Nicks has suggested that Fleetwood Mac created the best music when in the worst shape, while, according to Buckingham, the tensions between band members informed the recording process and led to "the whole being more than the sum of the parts". The couple's work became "bittersweet" after their final split, although Buckingham still had a skill for taking Nicks' tracks and "making them beautiful". The vocal harmonies between the duo and Christine McVie worked well and were captured using the best microphones available. Nicks' lyrical focus allowed the instrumentals in the songs that she wrote to be looser and more abstract.
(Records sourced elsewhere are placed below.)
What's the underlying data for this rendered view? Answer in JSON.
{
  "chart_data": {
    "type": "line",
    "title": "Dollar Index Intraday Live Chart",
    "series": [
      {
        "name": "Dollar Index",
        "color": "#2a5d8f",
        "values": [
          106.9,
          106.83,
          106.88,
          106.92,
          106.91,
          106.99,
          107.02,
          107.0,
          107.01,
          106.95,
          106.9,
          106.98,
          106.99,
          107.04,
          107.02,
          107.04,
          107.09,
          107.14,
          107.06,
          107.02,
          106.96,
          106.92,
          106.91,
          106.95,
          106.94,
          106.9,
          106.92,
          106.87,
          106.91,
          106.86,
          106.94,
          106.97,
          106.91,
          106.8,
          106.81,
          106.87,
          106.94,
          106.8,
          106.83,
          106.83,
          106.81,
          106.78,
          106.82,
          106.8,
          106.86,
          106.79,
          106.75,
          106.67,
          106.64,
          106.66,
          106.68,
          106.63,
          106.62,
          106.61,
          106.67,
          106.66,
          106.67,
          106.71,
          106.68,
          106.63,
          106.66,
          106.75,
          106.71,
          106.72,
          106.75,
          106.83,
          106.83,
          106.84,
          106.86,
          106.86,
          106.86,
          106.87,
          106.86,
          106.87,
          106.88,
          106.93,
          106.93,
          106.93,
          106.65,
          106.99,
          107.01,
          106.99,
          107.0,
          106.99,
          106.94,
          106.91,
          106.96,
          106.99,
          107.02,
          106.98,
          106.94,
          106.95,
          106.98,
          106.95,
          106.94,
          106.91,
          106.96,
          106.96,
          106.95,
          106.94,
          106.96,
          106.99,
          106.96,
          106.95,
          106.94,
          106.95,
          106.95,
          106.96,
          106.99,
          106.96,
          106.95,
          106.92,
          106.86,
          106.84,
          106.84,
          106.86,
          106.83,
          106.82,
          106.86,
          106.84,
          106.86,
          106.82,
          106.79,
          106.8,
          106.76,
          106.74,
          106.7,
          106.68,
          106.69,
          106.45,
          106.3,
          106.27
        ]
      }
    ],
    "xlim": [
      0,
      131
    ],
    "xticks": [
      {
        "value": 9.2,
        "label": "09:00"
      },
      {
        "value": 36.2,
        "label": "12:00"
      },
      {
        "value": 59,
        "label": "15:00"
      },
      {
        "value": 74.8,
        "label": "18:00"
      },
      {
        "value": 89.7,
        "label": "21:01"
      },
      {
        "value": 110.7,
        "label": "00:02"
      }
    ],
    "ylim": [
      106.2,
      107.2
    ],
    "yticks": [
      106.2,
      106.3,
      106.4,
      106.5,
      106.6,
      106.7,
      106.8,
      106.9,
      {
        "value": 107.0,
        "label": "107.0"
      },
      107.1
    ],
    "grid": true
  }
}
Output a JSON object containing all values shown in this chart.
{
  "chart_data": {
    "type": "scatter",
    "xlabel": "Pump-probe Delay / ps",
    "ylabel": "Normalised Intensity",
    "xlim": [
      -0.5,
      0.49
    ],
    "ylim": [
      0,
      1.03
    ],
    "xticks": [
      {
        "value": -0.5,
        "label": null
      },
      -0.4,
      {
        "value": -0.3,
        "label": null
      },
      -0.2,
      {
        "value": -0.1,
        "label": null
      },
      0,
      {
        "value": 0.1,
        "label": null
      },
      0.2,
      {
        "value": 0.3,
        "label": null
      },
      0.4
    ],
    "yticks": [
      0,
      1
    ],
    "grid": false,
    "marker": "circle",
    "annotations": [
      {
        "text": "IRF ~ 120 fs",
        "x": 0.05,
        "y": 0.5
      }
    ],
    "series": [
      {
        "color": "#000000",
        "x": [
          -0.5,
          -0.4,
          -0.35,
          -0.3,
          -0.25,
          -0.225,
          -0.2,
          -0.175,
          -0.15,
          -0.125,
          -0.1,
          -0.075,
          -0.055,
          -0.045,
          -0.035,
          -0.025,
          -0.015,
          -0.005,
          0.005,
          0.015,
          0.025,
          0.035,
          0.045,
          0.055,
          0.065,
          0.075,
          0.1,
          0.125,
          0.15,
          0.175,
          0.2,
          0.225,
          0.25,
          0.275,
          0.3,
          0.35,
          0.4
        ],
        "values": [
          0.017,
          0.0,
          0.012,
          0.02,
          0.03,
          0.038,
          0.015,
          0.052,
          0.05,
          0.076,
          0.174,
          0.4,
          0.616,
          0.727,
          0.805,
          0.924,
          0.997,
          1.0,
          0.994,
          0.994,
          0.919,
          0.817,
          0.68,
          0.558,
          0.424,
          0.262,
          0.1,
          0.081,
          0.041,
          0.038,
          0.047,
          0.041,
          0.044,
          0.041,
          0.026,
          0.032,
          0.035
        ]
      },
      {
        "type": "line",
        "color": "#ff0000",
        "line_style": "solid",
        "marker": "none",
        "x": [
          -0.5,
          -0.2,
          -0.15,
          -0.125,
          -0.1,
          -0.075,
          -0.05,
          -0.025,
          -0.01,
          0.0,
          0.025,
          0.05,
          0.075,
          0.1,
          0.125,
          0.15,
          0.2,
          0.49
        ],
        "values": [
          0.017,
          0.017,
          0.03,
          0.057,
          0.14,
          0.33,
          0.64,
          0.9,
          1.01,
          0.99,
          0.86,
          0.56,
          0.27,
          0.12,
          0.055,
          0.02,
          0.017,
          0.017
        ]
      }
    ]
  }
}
According to Dashut, all the recordings captured "emotion and feeling without a middle man ... or tempering". John McVie tended to clash with Buckingham about the make-up of songs, but both admit to achieving good outcomes. Christine McVie's "Songbird", which Caillat felt needed a concert hall's ambience, was recorded during an all-night session at Zellerbach Auditorium, across San Francisco Bay in Berkeley.
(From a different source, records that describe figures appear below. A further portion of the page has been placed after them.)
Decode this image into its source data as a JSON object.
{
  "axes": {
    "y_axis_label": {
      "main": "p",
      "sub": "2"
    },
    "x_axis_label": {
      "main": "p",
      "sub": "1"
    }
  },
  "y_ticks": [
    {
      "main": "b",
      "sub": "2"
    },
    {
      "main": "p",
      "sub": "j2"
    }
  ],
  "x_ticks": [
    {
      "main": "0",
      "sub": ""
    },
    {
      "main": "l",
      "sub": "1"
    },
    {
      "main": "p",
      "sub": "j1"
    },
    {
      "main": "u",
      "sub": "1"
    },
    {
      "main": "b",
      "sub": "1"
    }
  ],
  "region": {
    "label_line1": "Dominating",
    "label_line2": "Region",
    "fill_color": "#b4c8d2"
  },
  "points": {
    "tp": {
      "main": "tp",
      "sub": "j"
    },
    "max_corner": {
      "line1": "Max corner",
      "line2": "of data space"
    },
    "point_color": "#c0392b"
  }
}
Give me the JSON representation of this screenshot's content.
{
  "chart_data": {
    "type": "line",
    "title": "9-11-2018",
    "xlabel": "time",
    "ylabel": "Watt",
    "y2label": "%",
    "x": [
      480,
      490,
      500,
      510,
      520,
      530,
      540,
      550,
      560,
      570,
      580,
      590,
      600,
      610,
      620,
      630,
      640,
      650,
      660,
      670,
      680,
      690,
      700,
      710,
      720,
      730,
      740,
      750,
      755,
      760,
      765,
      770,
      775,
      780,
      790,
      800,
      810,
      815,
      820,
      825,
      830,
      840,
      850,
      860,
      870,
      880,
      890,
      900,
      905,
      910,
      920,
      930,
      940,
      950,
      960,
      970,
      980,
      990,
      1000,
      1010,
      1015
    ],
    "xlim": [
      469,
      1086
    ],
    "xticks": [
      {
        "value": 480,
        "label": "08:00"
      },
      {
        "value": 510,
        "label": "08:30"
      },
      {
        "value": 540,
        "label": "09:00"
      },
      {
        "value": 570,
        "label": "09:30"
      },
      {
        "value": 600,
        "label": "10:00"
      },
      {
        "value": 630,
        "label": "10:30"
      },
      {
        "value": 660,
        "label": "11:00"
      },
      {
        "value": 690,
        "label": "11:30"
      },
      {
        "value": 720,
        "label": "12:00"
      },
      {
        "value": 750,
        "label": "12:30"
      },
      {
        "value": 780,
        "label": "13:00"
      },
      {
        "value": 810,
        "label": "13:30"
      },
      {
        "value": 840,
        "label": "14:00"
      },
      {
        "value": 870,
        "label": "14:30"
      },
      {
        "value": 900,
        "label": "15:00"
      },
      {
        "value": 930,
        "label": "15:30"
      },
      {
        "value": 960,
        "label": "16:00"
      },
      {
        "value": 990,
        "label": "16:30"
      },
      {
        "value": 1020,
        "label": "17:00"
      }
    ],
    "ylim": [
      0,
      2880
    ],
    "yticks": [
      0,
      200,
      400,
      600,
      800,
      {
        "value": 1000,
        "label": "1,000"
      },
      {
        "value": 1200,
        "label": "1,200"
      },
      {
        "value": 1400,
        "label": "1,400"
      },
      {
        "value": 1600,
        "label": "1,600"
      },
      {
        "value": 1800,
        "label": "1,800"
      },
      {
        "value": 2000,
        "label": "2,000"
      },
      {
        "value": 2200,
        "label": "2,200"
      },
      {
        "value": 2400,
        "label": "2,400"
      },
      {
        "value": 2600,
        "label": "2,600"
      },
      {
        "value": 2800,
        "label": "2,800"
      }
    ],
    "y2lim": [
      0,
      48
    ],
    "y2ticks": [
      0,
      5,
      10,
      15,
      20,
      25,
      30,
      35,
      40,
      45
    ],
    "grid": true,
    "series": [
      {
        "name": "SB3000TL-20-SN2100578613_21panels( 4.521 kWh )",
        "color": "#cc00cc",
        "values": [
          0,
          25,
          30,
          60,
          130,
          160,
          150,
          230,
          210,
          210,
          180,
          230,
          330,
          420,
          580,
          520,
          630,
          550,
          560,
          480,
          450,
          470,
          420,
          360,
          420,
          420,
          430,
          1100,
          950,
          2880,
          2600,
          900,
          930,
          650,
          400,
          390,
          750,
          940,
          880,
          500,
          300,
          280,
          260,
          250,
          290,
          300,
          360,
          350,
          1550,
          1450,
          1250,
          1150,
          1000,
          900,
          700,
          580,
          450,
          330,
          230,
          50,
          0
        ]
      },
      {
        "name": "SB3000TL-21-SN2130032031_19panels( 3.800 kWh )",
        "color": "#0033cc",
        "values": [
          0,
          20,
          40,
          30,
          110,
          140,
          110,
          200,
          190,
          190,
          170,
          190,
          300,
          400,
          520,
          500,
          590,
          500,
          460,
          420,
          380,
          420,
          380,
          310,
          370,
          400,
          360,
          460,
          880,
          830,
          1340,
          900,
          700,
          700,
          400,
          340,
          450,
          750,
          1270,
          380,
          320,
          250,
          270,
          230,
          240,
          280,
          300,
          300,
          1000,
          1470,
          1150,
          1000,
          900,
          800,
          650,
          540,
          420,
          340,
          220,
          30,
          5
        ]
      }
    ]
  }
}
Following over two months in Sausalito, Fleetwood arranged a ten-day tour to give the band a break and fan feedback. After the concerts, recording resumed at venues in Los Angeles, including Wally Heider Studios. Christine McVie and Nicks did not attend most of the sessions and took time off until they were needed to record any remaining vocals. The rest of Fleetwood Mac, with Caillat and Dashut, struggled to finalise the overdubbing and mixing of Rumours after the Sausalito tapes were damaged by repeated use during recording; the kick and snare drum audio tracks sounded "lifeless". A sell-out autumn tour of the US was cancelled to allow the completion of the album, whose scheduled release date of September 1976 was pushed back. A specialist was hired to rectify the Sausalito tapes using a vari-speed oscillator. Through a pair of headphones which played the damaged tapes in his left ear and the safety master recordings in his right, he converged their respective speeds aided by the timings provided by the snare and hi-hat audio tracks. Fleetwood Mac and their co-producers wanted a "no-filler" final product, in which every track seemed a potential single. After the final mastering stage and hearing the songs back-to-back, the band members sensed they had recorded something "pretty powerful".